言うまでもないことですが、嘘をつくと採用担当者から信頼できない人と判断されます。
キャリアはもちろんライフプランに至るまで、嘘のない回答をしてください。



◆スキルがあり、待遇を重視した転職をするならベンチャーがねらい目
若い世代が中心となって運営されているベンチャー企業は、欲しい人材・スキルにあわせて、自社の労働環境を柔軟・迅速に変化させられるのが特徴です。

自社に必要なスキルを持っていると判断すれば、30歳の子持ち女性でも好待遇で採用する可能性が高いですので、積極的に応募してみましょう。

30歳での女性の転職決断は慎重に。キャリアプランをしっかり立てて

キャリアプランを考える30歳の女性

女性にとって、ある程度の仕事経験からスキルを培うことができ、プライベートでも結婚・出産など大きな転換期を迎えることの多い30歳という年齢。

インターネット上には30代女性をターゲットとした求人情報も溢れているため、30歳を転職の適切なタイミングとして、強く意識する女性は多いでしょう。
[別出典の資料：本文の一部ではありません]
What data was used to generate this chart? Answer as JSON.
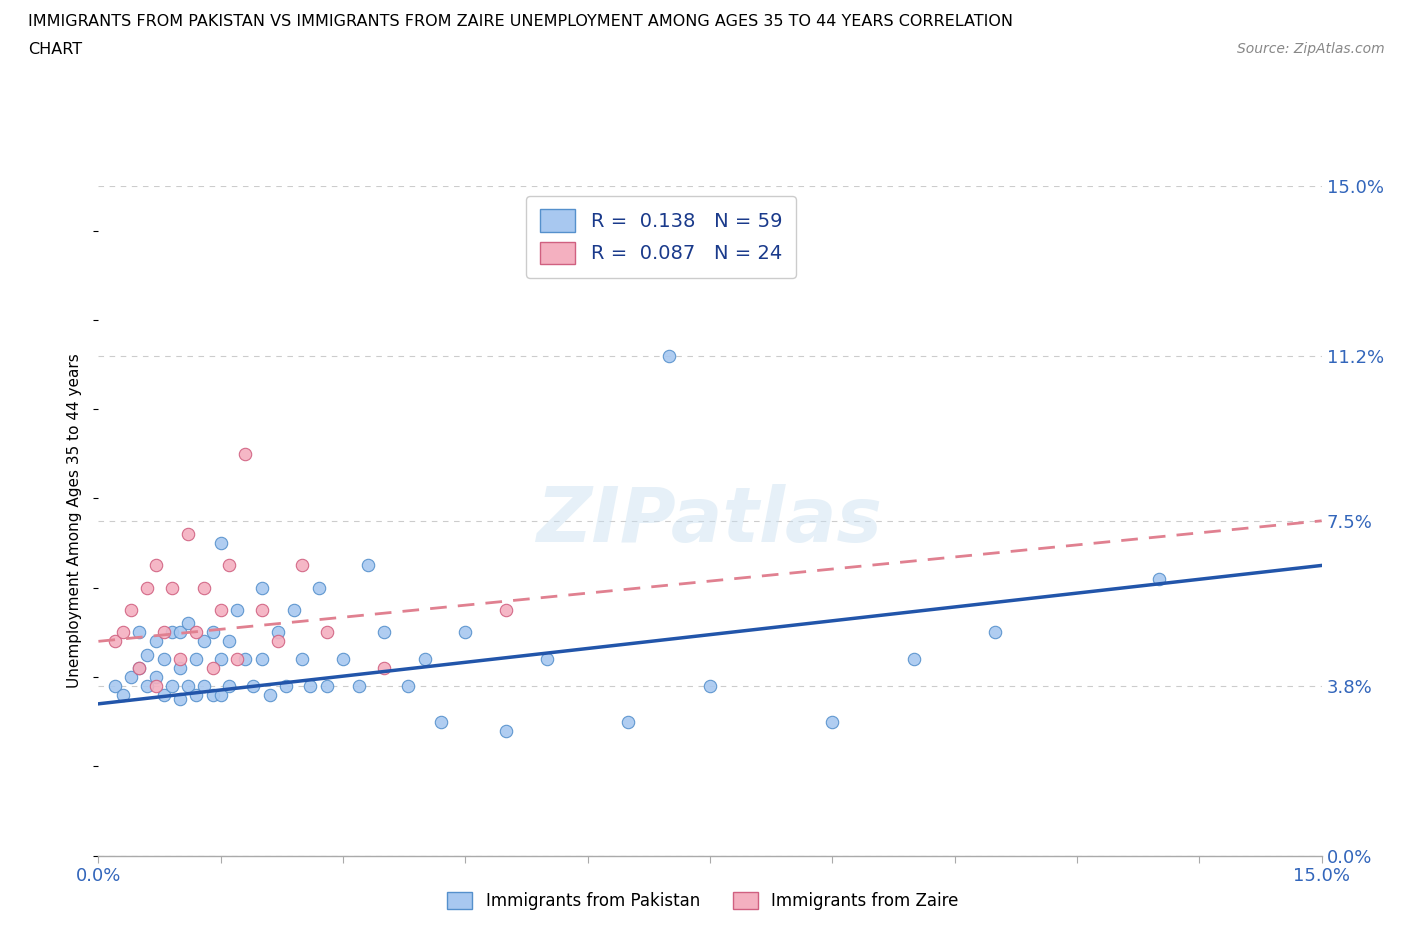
{
  "title_line1": "IMMIGRANTS FROM PAKISTAN VS IMMIGRANTS FROM ZAIRE UNEMPLOYMENT AMONG AGES 35 TO 44 YEARS CORRELATION",
  "title_line2": "CHART",
  "source": "Source: ZipAtlas.com",
  "ylabel": "Unemployment Among Ages 35 to 44 years",
  "xlim": [
    0.0,
    0.15
  ],
  "ylim": [
    0.0,
    0.15
  ],
  "xticks": [
    0.0,
    0.015,
    0.03,
    0.045,
    0.06,
    0.075,
    0.09,
    0.105,
    0.12,
    0.135,
    0.15
  ],
  "ytick_values": [
    0.0,
    0.038,
    0.075,
    0.112,
    0.15
  ],
  "ytick_labels": [
    "0.0%",
    "3.8%",
    "7.5%",
    "11.2%",
    "15.0%"
  ],
  "pakistan_color": "#a8c8f0",
  "pakistan_edge": "#5590cc",
  "zaire_color": "#f4b0c0",
  "zaire_edge": "#d06080",
  "trend_pakistan_color": "#2255aa",
  "trend_zaire_color": "#e08090",
  "pakistan_R": 0.138,
  "pakistan_N": 59,
  "zaire_R": 0.087,
  "zaire_N": 24,
  "watermark": "ZIPatlas",
  "legend_label_pakistan": "Immigrants from Pakistan",
  "legend_label_zaire": "Immigrants from Zaire",
  "pakistan_scatter_x": [
    0.002,
    0.003,
    0.004,
    0.005,
    0.005,
    0.006,
    0.006,
    0.007,
    0.007,
    0.008,
    0.008,
    0.009,
    0.009,
    0.01,
    0.01,
    0.01,
    0.011,
    0.011,
    0.012,
    0.012,
    0.013,
    0.013,
    0.014,
    0.014,
    0.015,
    0.015,
    0.015,
    0.016,
    0.016,
    0.017,
    0.018,
    0.019,
    0.02,
    0.02,
    0.021,
    0.022,
    0.023,
    0.024,
    0.025,
    0.026,
    0.027,
    0.028,
    0.03,
    0.032,
    0.033,
    0.035,
    0.038,
    0.04,
    0.042,
    0.045,
    0.05,
    0.055,
    0.065,
    0.07,
    0.075,
    0.09,
    0.1,
    0.11,
    0.13
  ],
  "pakistan_scatter_y": [
    0.038,
    0.036,
    0.04,
    0.042,
    0.05,
    0.038,
    0.045,
    0.04,
    0.048,
    0.036,
    0.044,
    0.038,
    0.05,
    0.035,
    0.042,
    0.05,
    0.038,
    0.052,
    0.036,
    0.044,
    0.038,
    0.048,
    0.036,
    0.05,
    0.036,
    0.044,
    0.07,
    0.038,
    0.048,
    0.055,
    0.044,
    0.038,
    0.044,
    0.06,
    0.036,
    0.05,
    0.038,
    0.055,
    0.044,
    0.038,
    0.06,
    0.038,
    0.044,
    0.038,
    0.065,
    0.05,
    0.038,
    0.044,
    0.03,
    0.05,
    0.028,
    0.044,
    0.03,
    0.112,
    0.038,
    0.03,
    0.044,
    0.05,
    0.062
  ],
  "zaire_scatter_x": [
    0.002,
    0.003,
    0.004,
    0.005,
    0.006,
    0.007,
    0.007,
    0.008,
    0.009,
    0.01,
    0.011,
    0.012,
    0.013,
    0.014,
    0.015,
    0.016,
    0.017,
    0.018,
    0.02,
    0.022,
    0.025,
    0.028,
    0.035,
    0.05
  ],
  "zaire_scatter_y": [
    0.048,
    0.05,
    0.055,
    0.042,
    0.06,
    0.038,
    0.065,
    0.05,
    0.06,
    0.044,
    0.072,
    0.05,
    0.06,
    0.042,
    0.055,
    0.065,
    0.044,
    0.09,
    0.055,
    0.048,
    0.065,
    0.05,
    0.042,
    0.055
  ],
  "trend_pk_x0": 0.0,
  "trend_pk_y0": 0.034,
  "trend_pk_x1": 0.15,
  "trend_pk_y1": 0.065,
  "trend_zr_x0": 0.0,
  "trend_zr_y0": 0.048,
  "trend_zr_x1": 0.15,
  "trend_zr_y1": 0.075
}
しかし、女性が30歳での転職を成功させられるかどうかは、本人が20代で培った経験・スキルの質や転職の目的、めざすキャリアプランによって大きく変わってきます。

30歳以上の年齢になってからの転職活動は、20代の頃に比べてシビアになります。

これは、企業が20代転職者に対して行っていた熱意やポテンシャルを重視する採用がなくなり、30代の採用では何よりも即戦力性が重視されるようなるためです。

30歳という年齢を理由に、女性が転職する目的も武器となるスキルもはっきりさせないまま転職活動に踏み切るのは、大きなリスクを伴います。

30歳での転職を検討しているなら、この記事を参考に本当にいま転職する必要があるのか、転職に当たっての目的や武器は何なのかよく考えてから、決断しなくてはなりません。

本当に転職するなら、企業側が30歳以上の求職者に求めているものを理解し、それに対して自分が何を提供できるのかを整理して、しっかりアピールしてくださいね。